Underpinning all of this it the ongoing challenge of how we capture and manage these very varied types of data in a consistent and coherent centralised location and use appropriate techniques to come up with insights about new biomarkers in the particular disease that we might not have understood before.
How has the facility been developed?
To offer a high-performance computing facility, we’re collaborating with the Biomedical Research Computing Group (BMRC) at the Big Data Institute and the Wellcome Centre for Human Genetics. This gives us access to a cross-campus high-performance computing facility that provides superior functionality to what could have been achieved in house.
Their computing facility offers many petabytes of data storage, a petabyte being roughly a thousand times a terabyte, or the equivalent of approximately 50,000 hard drives.
The way that they have built their storage, and the connection between the storage and the specialised compute, is very fast. It solves a lot of our problems of moving data around, and it is something that provides enhanced capability across the site.
What other advantages does it bring?
The facility enhances and supports collaboration between departments and researchers across the whole University, and this is another aspect that I'm really keen to develop in terms of the Kennedy/BMRC collaboration.
This was demonstrated in a recent research project within the medical sciences division called COMBAT in which I led the data management effort.

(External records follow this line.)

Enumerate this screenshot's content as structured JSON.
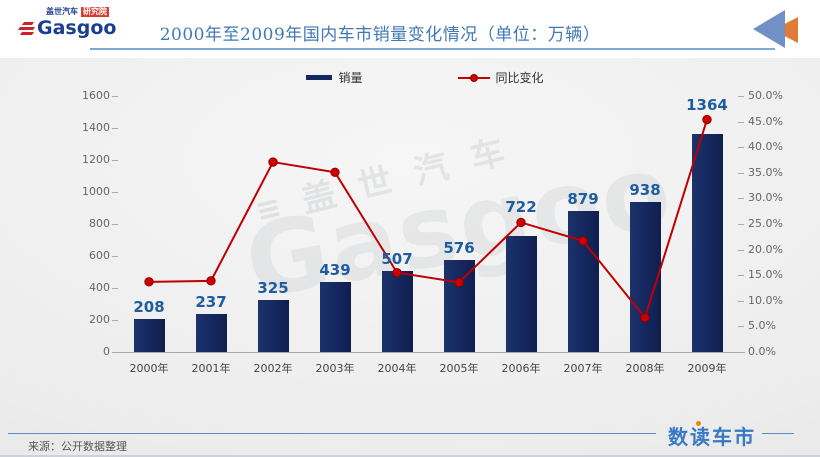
{
  "header": {
    "title": "2000年至2009年国内车市销量变化情况（单位：万辆）",
    "logo": {
      "brand_cn": "盖世汽车",
      "brand_badge": "研究院",
      "brand_en": "Gasgoo"
    }
  },
  "chart_data": {
    "type": "bar+line",
    "categories": [
      "2000年",
      "2001年",
      "2002年",
      "2003年",
      "2004年",
      "2005年",
      "2006年",
      "2007年",
      "2008年",
      "2009年"
    ],
    "series": [
      {
        "name": "销量",
        "type": "bar",
        "axis": "left",
        "color": "#14275e",
        "values": [
          208,
          237,
          325,
          439,
          507,
          576,
          722,
          879,
          938,
          1364
        ]
      },
      {
        "name": "同比变化",
        "type": "line",
        "axis": "right",
        "color": "#c00000",
        "marker_color": "#d10000",
        "values_pct": [
          13.7,
          13.9,
          37.1,
          35.1,
          15.5,
          13.6,
          25.3,
          21.7,
          6.7,
          45.4
        ]
      }
    ],
    "left_axis": {
      "min": 0,
      "max": 1600,
      "step": 200
    },
    "right_axis": {
      "min": 0,
      "max": 50,
      "step": 5,
      "format": "percent_one_decimal"
    },
    "legend_position": "top-center",
    "grid": false,
    "bar_labels_shown": true,
    "line_labels_shown": false
  },
  "watermark": {
    "line1": "盖世汽车",
    "line2": "Gasgoo"
  },
  "footer": {
    "source": "来源：公开数据整理",
    "logo_text": "数读车市"
  },
  "colors": {
    "bar": "#14275e",
    "line": "#c00000",
    "value_label": "#1d5c9e",
    "title": "#4179b6",
    "header_underline": "#7fa8d2",
    "footer_line": "#5b8fc4",
    "footer_logo_blue": "#3779c2",
    "footer_logo_dot": "#f08300",
    "arrow_blue": "#7191c6",
    "arrow_orange": "#e07b35",
    "logo_blue": "#1b3f8f",
    "logo_red": "#cc2229"
  }
}
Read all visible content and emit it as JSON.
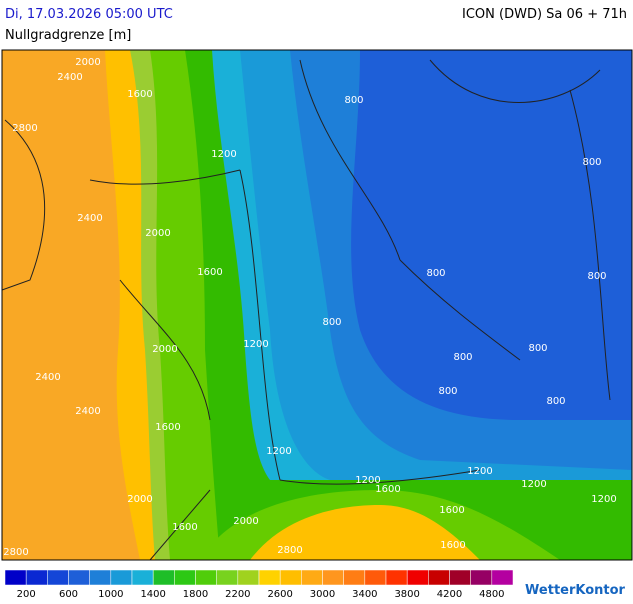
{
  "header": {
    "datetime": "Di, 17.03.2026 05:00 UTC",
    "model": "ICON (DWD) Sa 06 + 71h",
    "parameter": "Nullgradgrenze [m]"
  },
  "map": {
    "contour_labels": [
      2400,
      2000,
      1600,
      2800,
      1200,
      800,
      800,
      2400,
      2000,
      1600,
      800,
      800,
      800,
      2000,
      1200,
      800,
      800,
      2400,
      800,
      800,
      1600,
      2400,
      1200,
      1200,
      1200,
      2000,
      1600,
      1200,
      1200,
      1600,
      2000,
      1600,
      2800,
      2800,
      1600
    ]
  },
  "legend": {
    "colors": [
      "#0000c8",
      "#0a28d2",
      "#1446d7",
      "#1e5fd8",
      "#1e7fd8",
      "#1a9ad8",
      "#1ab0d8",
      "#1ebe28",
      "#2dc814",
      "#50cd0a",
      "#78d21e",
      "#a0d21e",
      "#ffd200",
      "#ffbe00",
      "#ffaa14",
      "#ff961e",
      "#ff7d14",
      "#ff5a0a",
      "#ff3200",
      "#f00000",
      "#c80000",
      "#a00028",
      "#960064",
      "#b400a0"
    ],
    "labels": [
      200,
      600,
      1000,
      1400,
      1800,
      2200,
      2600,
      3000,
      3400,
      3800,
      4200,
      4800
    ]
  },
  "logo": "WetterKontor"
}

COMBAT was a COVID-19 research programme that set out to understand the molecular differences between patients who only had mild COVID, those with moderate or severe symptoms, and those who had sadly died. Analysis was also performed on samples from patients who had sepsis and those with ‘flu because of their commonality with COVID.
The datasets were shared between 140 researchers from six different departments. We demonstrated the power of having all the data in one location, properly curated and labelled, providing the capability for researchers to question the dataset from their laptop at home while they were unable to return to the lab during lockdown. It allowed for much more rapid analysis than data kept in multiple silos and has demonstrated the importance of integrated data management and research computing approaches.